You have a very strong message here, Lisa. Putting some hunour into it makes it even better! Glad to see this on here! It makes one think...and it's nice to see that you can write stories on here too! Go you, Lisa! =)
Author's Response: Thank you so much, Sniv! I am so happy you enjoyed this! I think using humor to get across to message is a little bit like putting flavoring in medicine. You get a chance to give a bigger dose easier. :-)
"You aren't telling me there are lesbians in heaven?" He asked sarcastically.
Mickey looked up in surprise. "There are lesbians, gays, straights, bi-sexuals, and transgenders... people from every nameable group--except pedophiles. They usually go straight to Hell."
I think your last reviewer must have misread the line. This story makes a very strong statement for gay rights. This piece, to me, at least, is a humorous poke at self-righteous televangelists. Unless there's a subliminal message I'm missing...I'm rather offended that you make the processing center for heaven resemble an airport. You are being prejudiced against railroad employees. Or am I on the wrong track? :-D
Author's Response: Thank you, Vocalion! I didn't in this to be a strong statement for gay rights and a humorous poke at self-righteous televangelists. So if it is a subliminal message, I put it in subliminally... even to myself. :-) I can't say if you're on the wrong track, because I was already told I was. :-) Thanks, Vocalion! I was beginning to think I missed the point of this when I wrote it for Gay Pride Month last year.
It was okay, except for the list of GLBT people and then pedophiles. Not cool.
Author's Response: Thank you, Stratyllis! Actually, that line reads "There are lesbians, gays, straights, bi-sexuals, and transgenders... people from every nameable group--except pedophiles. They usually go straight to Hell." So it's not including GLBT in the same group as pedophiles. From a psychological viewpoint, pedophiles do not belong in the same group as heterosexuals, homosexuals or bisexuals because those people seek adult sexual partners.
Thank you so much for writing this! It says a lot about society today!

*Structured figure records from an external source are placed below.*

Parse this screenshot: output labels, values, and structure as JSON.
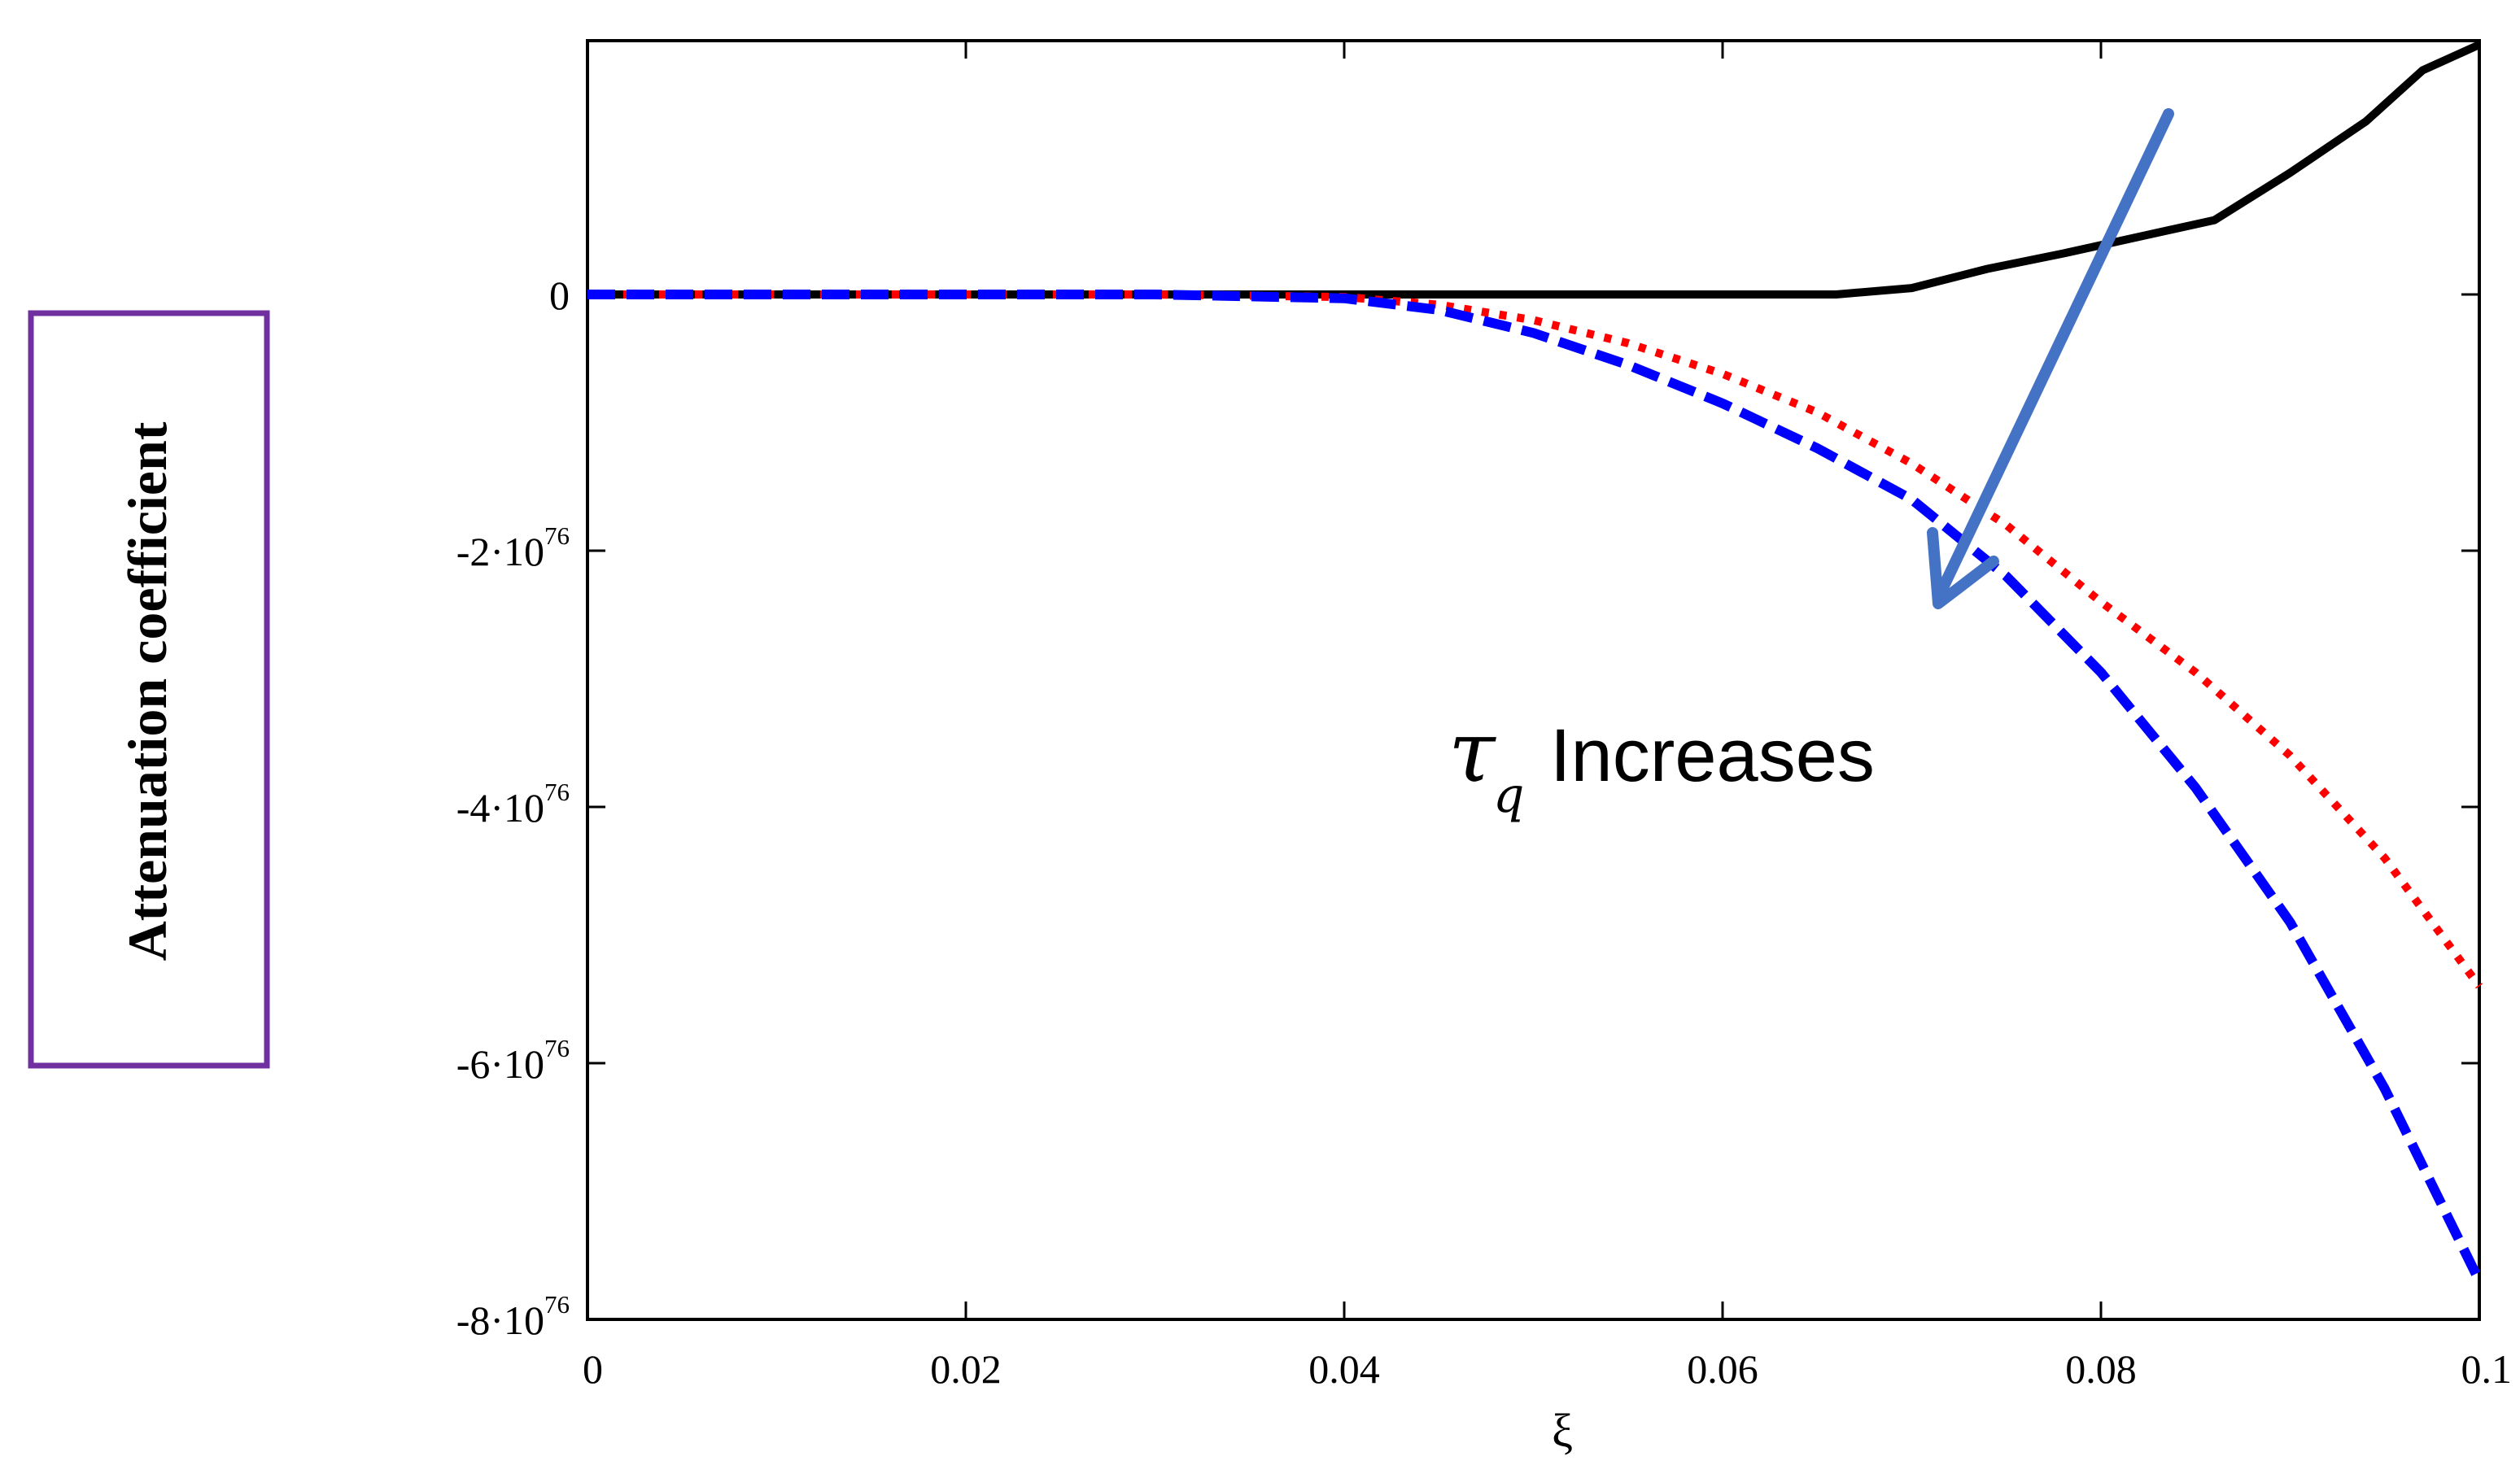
{
  "chart_data": {
    "type": "line",
    "xlabel": "ξ",
    "ylabel": "Attenuation coefficient",
    "xlim": [
      0,
      0.1
    ],
    "ylim": [
      -8e+76,
      4e+76
    ],
    "x_ticks": [
      {
        "value": 0,
        "label": "0"
      },
      {
        "value": 0.02,
        "label": "0.02"
      },
      {
        "value": 0.04,
        "label": "0.04"
      },
      {
        "value": 0.06,
        "label": "0.06"
      },
      {
        "value": 0.08,
        "label": "0.08"
      },
      {
        "value": 0.1,
        "label": "0.1"
      }
    ],
    "y_ticks": [
      {
        "value": 0,
        "mantissa": "0",
        "exponent": ""
      },
      {
        "value": -2e+76,
        "mantissa": "-2·10",
        "exponent": "76"
      },
      {
        "value": -4e+76,
        "mantissa": "-4·10",
        "exponent": "76"
      },
      {
        "value": -6e+76,
        "mantissa": "-6·10",
        "exponent": "76"
      },
      {
        "value": -8e+76,
        "mantissa": "-8·10",
        "exponent": "76"
      }
    ],
    "series": [
      {
        "color": "#000000",
        "style": "solid",
        "x": [
          0,
          0.038,
          0.066,
          0.07,
          0.074,
          0.078,
          0.082,
          0.086,
          0.09,
          0.094,
          0.097,
          0.1
        ],
        "y": [
          0,
          0,
          0,
          5e+74,
          2e+75,
          3.2e+75,
          4.5e+75,
          5.8e+75,
          9.5e+75,
          1.35e+76,
          1.75e+76,
          1.95e+76
        ]
      },
      {
        "color": "#ff0000",
        "style": "dotted",
        "x": [
          0,
          0.03,
          0.04,
          0.045,
          0.05,
          0.055,
          0.06,
          0.065,
          0.07,
          0.075,
          0.08,
          0.085,
          0.09,
          0.095,
          0.1
        ],
        "y": [
          0,
          0,
          -2e+74,
          -8e+74,
          -2e+75,
          -3.8e+75,
          -6.2e+75,
          -9.2e+75,
          -1.32e+76,
          -1.8e+76,
          -2.4e+76,
          -2.95e+76,
          -3.6e+76,
          -4.4e+76,
          -5.4e+76
        ]
      },
      {
        "color": "#0000ff",
        "style": "dashed",
        "x": [
          0,
          0.03,
          0.04,
          0.045,
          0.05,
          0.055,
          0.06,
          0.065,
          0.07,
          0.075,
          0.08,
          0.085,
          0.09,
          0.095,
          0.1
        ],
        "y": [
          0,
          0,
          -3e+74,
          -1.2e+75,
          -3e+75,
          -5.5e+75,
          -8.5e+75,
          -1.2e+76,
          -1.6e+76,
          -2.2e+76,
          -2.95e+76,
          -3.85e+76,
          -4.9e+76,
          -6.2e+76,
          -7.7e+76
        ]
      }
    ],
    "annotation": {
      "symbol": "τ",
      "subscript": "q",
      "text": "Increases",
      "arrow_color": "#4472c4"
    },
    "label_box_color": "#7030a0"
  }
}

I'd love to read more original stuff from you. Sorry it's an anonymous review - I haven't got an account here, but you know who I am ;)
Author's Response: Who are you? Seriously, thank you, araminta! Hopefully, I'll begin writing more original stuff. My ex trashed most of it. So I'll be starting fresh with all the wonderful lessons I've learned here at SH!
Lovely work, as usual. This must have been great fun to write. I liked the lot, but I think the best line may have been "You aren't telling me there are lesbians in heaven?". Perish the thought! Said one hell of a lot about society, though. Oh, and the end was a nice touch. :)
Author's Response: Thank you, GM Weasley! I found it very enjoyable to write. It's a lot of fun to beat up televangelists with parody. Okay, it's fun to beat them up without parody. :-) I'm glad you liked it!
Poor poor Barry. I bet he would trade all the welth he had in his last life for a good suply of KYjelly lube. It a good thing he was a evangelist. He will be use to using his month for hours at a time. I hope he doesn't have a strong gag reflex.;-) Great story Lisa.
Author's Response: Thank you so much, Pink! I imagine that would be hell for the people he is forced to perform with and on... to have to have sex with Barry Selwell. I'm glad you liked it!
oooh, it's so satisfying to see holier than though gobshites getting their comeuppance. l hate fanatics and evangelists, but i loved this.
Author's Response: Thank you so much, zafania! I am so glad you enjoyed it! I enjoyed giving it to them. :-)
Oh wow, it had to feel pretty good to write this. I would like to send folks like Barry to hell, and you did it! I really liked this!
Author's Response: Well, as often as they like to send everyone else to hell, I thought it was only fair to return the favor. Thank you so much, redvelvetcanopy! I'm so glad you liked it!